Design and Manufacture of Molded Micro Products Using Concurrent Engineering

The matter of this thesis is the design and manufacture of micro parts made by micro and powder injection molding. Multiple aspects of the design process towards the final micro component were investigated with the aim of establishing the optimal micro part and mold design in a holistic design approach.

The focus was on simulation-aided design for manufacture and assembly. First, the state-of-the-art of injection molding technology and of process simulations in the area of micro injection molding is presented in the theoretical part of this thesis as foundation for the following issues. Furthermore, the mathematical background of injection molding simulations is outlined.

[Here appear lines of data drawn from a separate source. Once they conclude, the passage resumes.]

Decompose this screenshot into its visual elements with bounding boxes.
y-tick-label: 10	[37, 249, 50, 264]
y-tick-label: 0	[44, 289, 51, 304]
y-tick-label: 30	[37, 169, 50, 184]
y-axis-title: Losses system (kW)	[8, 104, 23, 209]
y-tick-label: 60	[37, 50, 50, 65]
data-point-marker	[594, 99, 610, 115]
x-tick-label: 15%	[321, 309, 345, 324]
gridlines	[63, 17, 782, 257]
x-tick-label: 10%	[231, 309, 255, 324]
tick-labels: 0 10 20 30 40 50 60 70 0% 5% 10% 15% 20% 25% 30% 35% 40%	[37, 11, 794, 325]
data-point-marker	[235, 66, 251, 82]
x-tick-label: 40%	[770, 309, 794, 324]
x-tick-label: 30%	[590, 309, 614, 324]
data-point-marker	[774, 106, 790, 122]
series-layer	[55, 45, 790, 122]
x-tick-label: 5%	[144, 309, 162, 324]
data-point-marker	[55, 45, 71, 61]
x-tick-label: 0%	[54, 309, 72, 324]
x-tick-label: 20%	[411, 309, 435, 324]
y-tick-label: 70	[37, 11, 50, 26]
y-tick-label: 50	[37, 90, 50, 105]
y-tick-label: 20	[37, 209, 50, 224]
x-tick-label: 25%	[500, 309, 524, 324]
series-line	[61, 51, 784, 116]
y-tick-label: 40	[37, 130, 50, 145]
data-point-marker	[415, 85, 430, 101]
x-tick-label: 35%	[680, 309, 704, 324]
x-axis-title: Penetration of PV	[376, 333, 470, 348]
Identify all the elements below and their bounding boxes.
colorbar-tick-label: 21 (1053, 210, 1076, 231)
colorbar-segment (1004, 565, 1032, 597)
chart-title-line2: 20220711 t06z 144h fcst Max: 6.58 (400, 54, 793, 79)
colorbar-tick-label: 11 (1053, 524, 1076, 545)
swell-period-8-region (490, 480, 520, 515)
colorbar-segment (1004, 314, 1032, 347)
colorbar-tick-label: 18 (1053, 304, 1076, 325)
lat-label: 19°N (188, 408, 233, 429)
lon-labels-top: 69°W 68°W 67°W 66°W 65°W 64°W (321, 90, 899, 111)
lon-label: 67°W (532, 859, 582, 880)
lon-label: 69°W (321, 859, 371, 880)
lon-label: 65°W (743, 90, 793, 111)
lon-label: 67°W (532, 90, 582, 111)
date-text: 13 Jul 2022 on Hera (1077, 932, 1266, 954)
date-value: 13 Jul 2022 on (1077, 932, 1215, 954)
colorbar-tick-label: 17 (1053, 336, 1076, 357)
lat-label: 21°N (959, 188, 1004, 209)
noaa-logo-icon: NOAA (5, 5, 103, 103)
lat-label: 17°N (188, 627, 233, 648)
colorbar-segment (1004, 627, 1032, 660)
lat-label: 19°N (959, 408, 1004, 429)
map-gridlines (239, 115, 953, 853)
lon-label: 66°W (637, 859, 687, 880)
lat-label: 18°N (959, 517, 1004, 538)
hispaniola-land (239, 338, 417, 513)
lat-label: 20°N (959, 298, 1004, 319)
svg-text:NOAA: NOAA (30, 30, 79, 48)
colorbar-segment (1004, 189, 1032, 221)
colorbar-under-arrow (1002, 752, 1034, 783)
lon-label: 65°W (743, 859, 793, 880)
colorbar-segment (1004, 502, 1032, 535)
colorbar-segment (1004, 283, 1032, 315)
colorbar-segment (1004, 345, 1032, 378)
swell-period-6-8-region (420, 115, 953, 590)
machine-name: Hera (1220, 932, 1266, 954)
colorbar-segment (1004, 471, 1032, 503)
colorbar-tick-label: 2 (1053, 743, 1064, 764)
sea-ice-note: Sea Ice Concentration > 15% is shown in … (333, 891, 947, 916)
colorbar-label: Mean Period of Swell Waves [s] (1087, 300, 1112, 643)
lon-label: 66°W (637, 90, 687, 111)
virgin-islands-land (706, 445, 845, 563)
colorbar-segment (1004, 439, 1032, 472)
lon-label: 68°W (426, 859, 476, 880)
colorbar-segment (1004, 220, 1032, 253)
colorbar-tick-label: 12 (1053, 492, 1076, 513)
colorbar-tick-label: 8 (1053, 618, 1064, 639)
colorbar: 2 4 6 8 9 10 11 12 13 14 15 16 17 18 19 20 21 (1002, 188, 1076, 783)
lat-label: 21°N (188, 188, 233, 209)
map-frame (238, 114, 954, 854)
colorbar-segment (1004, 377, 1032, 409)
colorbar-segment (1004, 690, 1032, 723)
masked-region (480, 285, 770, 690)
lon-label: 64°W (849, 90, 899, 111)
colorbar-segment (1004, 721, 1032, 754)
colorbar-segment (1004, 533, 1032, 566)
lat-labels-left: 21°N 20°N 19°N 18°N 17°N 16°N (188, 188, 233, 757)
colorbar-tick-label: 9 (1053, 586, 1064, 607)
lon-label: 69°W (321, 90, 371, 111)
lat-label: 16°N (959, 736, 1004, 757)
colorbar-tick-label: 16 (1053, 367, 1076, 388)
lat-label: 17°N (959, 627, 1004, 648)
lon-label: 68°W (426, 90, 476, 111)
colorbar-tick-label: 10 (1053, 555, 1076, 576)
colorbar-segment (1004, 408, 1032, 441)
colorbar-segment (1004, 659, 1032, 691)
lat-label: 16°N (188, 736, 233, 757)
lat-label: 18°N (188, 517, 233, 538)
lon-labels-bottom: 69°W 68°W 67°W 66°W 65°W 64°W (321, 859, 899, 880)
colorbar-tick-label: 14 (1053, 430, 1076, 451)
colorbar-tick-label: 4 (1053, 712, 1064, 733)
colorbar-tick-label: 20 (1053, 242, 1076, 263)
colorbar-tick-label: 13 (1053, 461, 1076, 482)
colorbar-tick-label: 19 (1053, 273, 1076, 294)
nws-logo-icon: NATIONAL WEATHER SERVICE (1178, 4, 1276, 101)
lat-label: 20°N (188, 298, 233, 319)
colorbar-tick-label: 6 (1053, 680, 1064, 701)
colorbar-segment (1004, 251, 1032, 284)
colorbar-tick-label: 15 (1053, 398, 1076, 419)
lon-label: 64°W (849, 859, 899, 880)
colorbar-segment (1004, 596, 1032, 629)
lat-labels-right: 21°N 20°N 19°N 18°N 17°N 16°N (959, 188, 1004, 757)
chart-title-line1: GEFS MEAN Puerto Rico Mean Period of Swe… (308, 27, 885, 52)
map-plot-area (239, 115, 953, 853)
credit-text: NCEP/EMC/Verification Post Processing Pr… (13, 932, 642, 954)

In correspondence to the holistic design procedure, the experimental part of the thesis commences with the discussion of the conducted comprehensive material characterization of several feedstocks. The characterization contained mainly the thermal and rheological material properties and led to a material model enabling process simulations of powder injection molding.

Subsequently, the process simulations of polymer micro injection molding were evalu-ated regarding the comprehensiveness of the model and the experimental validation. The simulation-assisted approach was applied in the design for manufacture and assembly of a microfluidic plastic part and its feed system in the early product development phase and in absence of the mold.

In two design iterations based on the design of experiment approach, the most suitable material and gate concept were selected, and the part quality was successfully optimized, so that the part complied with the requirement of a maximum flatness of 10 µm by implementing a 900 µm wide pin gate. Process simulations were also utilized for the design optimization of the actual com-ponent and the mold of a second microfluidic device.

The concurrent investigations covered the whole development from the first concept to the manufactured mold. Hence, the material selection and testing, the iterative simulation-aided optimization of the gating conception, and the implementation of the mold are presented. The examination on the gate design resulted in the realization of a film gate with 560 µm thickness minimizing the risk of degradation due to excessive shear and the best packing performance.

The molded parts of the two aforementioned micro components were moreover employed in additional simulation validations. Similar to the polymer injection molding, the powder injection molding in this thesis starts with the simulation validation. The established material models of the characterized feedstocks were used for a comparison between simulations and experiments to assess the applicability of simulations in powder molding.

In an additional short shot study, the impact of the melt cushion on the flow length and injection pressure could be revealed. Afterwards, the focus was on the design optimization of the mold and cooling of a ceramic micro-mechanical component. The comprehensive analysis elaborated on dierent facets of the simulation model and their influence on the simulation outcome regarding part quality.

The process simulations were proven as valuable tool for the part, mold, and cooling optimization. Keywords: design for manufacture and assembly, micro injection molding, powder injection molding, process simulation.